Pierce told the crowd he aims to help keep state government spending under control if he is appointed to the Legislature.

“We have a lot of tough decisions we need to make, but they’re very important decisions,” he said.

In the second round of voting, a majority of the committeemen voted for Parker, while Wilkinson was eliminated.

Parker emphasized that her top priority was to balance the budget, particularly by eliminating waste and mismanagement in the state’s public health care and education systems.

“Those are the two huge parts of our budget, but no one wants to cut them,” she said, adding that it would be better to make them more efficient rather than just making cuts.

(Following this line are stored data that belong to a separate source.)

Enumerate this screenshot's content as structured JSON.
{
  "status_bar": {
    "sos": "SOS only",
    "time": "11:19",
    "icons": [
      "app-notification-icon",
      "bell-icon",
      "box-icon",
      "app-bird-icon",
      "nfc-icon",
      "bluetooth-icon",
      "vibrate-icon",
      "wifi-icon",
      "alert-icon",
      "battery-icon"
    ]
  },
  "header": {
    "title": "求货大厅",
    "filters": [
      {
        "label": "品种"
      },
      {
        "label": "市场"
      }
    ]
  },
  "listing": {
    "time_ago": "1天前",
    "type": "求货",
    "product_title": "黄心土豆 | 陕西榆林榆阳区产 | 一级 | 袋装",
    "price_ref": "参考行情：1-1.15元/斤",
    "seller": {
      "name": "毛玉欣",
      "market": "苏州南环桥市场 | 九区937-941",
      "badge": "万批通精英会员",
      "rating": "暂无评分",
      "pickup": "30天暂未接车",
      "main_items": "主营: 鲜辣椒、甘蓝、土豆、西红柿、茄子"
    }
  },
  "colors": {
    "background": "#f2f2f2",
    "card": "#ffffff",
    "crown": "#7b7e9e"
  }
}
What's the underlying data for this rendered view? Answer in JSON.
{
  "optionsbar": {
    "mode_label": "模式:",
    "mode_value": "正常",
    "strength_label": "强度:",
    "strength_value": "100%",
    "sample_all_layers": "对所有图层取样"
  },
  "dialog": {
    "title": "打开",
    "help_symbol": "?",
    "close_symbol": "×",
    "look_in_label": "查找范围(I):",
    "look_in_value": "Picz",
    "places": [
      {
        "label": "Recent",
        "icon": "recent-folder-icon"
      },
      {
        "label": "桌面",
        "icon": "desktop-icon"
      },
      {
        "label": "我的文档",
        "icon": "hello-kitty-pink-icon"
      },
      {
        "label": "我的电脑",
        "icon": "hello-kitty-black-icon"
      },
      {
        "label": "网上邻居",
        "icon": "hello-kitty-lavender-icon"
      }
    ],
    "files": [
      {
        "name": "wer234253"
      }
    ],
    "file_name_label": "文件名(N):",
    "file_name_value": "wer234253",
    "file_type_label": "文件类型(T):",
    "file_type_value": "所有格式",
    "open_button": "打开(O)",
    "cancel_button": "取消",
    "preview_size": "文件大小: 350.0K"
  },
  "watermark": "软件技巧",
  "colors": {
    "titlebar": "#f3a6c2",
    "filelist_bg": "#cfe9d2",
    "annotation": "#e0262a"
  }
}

After the third round of voting, there were only two candidates remaining: Johnson and Brown, who had received the most votes of the seven candidates, but fell short of winning the support needed to make the final list. Wick, who had not received any votes, was eliminated; Bailly, Farnsworth, Petersen and Stapley-Williams withdrew from the race.

Brown was chosen as the final candidate on the fourth round of voting.

He said he didn’t really have any “grandiose plan” if he ends up in the Legislature.

“I’m not an abrasive guy, and I want to make friends – Democrat or Republican,” he said. “There’s a lot of teaching we can do for each other.”

The voting went surprisingly smoothly, said Arizona Republican Party Executive Director Brett Mecum, considering the 11 candidates was more than he had seen in any other replacement races.

“We were prepared for the worst. We were prepared to go eight rounds,” Mecum said. The fact that candidates quickly got majorities was a testament to their ability to campaign, he added.